Kalau saja para penggemar batu akik atau biasa dikenal dengan gemslover menganggap batu akik hanyalah sejenis batu mulia. Batu itu disukai hanya berdasarkan bentuk dan warnanya, tidak lebih dari itu, serta hanya dijadikan sebagai hobbi, tentu tidak jadi sebuah hal yang berbahaya.
(Baca: Temuan Batu Permata di Padangloang bikin Heboh)
Telebih lagi melihat bagaimana batu akik yang diburu mulai dari tengah belantara hingga tengah kota dan diperijualbelikan dari pinggir jalan hingga mal-mal mewah Ibukota. Tentu akan meningkatkan roda perekonomian di suatu daerah, terutama bagi para pengrajin dan pedangan. Di beberapa daerah bahkan, pemerintah setempat menjadikan batu akik lokal daerah tersebut sebagai salah satu promosi dan daya tarik daerahnya.
(Baca: Transaksi Kontes Batu Permata di Pinrang Tembus Lebih dari 1 Miliar)
Namun, kekhawatiran diatas muncul ketika para pemakai batu akik akan jatuh ke dalam kemusyrikan Apalagi di tengah masyarakat masih banyak yang memelihara kepercayaan terhadap benda-benda mati.
(Baca: Misteri Batu Mulia di Jari Para Presiden dan Pejabat)
“Mereka menganggap benda mati tertentu memiliki kekuatan atau keistimewaan sehingga bisa dijadikan sebagai jimat atau senjata,” kata anggota Komisi X DPR, Surahman Hidayat yang dimuat di salah media.
“Padahal, kepercayaan seperti ini hanyalah bersumber dari khurafat (tahayul), khayalan, dan halusinasi semata.
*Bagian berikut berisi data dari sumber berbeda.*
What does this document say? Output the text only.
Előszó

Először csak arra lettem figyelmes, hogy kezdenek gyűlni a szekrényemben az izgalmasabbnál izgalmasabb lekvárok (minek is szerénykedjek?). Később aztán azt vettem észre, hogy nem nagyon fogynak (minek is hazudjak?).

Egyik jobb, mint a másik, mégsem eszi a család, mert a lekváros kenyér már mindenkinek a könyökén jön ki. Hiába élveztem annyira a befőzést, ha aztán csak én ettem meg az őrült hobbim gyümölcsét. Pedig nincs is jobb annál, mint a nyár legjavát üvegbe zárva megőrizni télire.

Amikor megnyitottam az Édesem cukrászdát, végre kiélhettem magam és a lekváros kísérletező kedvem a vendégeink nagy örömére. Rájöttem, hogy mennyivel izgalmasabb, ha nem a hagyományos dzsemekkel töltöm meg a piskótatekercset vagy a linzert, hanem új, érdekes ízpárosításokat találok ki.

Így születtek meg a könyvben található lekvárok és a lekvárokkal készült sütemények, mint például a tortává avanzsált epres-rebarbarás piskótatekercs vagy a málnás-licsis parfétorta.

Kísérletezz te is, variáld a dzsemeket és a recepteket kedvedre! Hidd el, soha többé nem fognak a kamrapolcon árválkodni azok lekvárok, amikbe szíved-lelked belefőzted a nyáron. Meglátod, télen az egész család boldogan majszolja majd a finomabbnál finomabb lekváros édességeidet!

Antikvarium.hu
Sudah kuatkah akidah kita untuk menghapus perihal dugaan yang berbau khurafat dalam batu akik yang mampu menggeser ketauhidan kita,” tambah dia.
Bahaya lain yang sangat berpotensi timbul dari fenomena ini adalah sifat keangkuhan. Terlebih lagi di zaman sekarang, memakai batu cincin hanya untuk gengsi. Sehingga cenderung ke arag pamer atau riya.
Namun, banyak pula yang berdalih kalau Nabi Muhammad, pun mengenakan batu cincin di jarinya. Surahman menjelaskan lebih lanjut, bahwa Rasulullah mengenakan cincin batu di jari kanannya hanya sebagai hiasan dan stempel. Rasulullah juga pernah melepaskan cincin itu ketika pada saat itu banyak menyalahgunakan cincin-cincin yang mereka buat.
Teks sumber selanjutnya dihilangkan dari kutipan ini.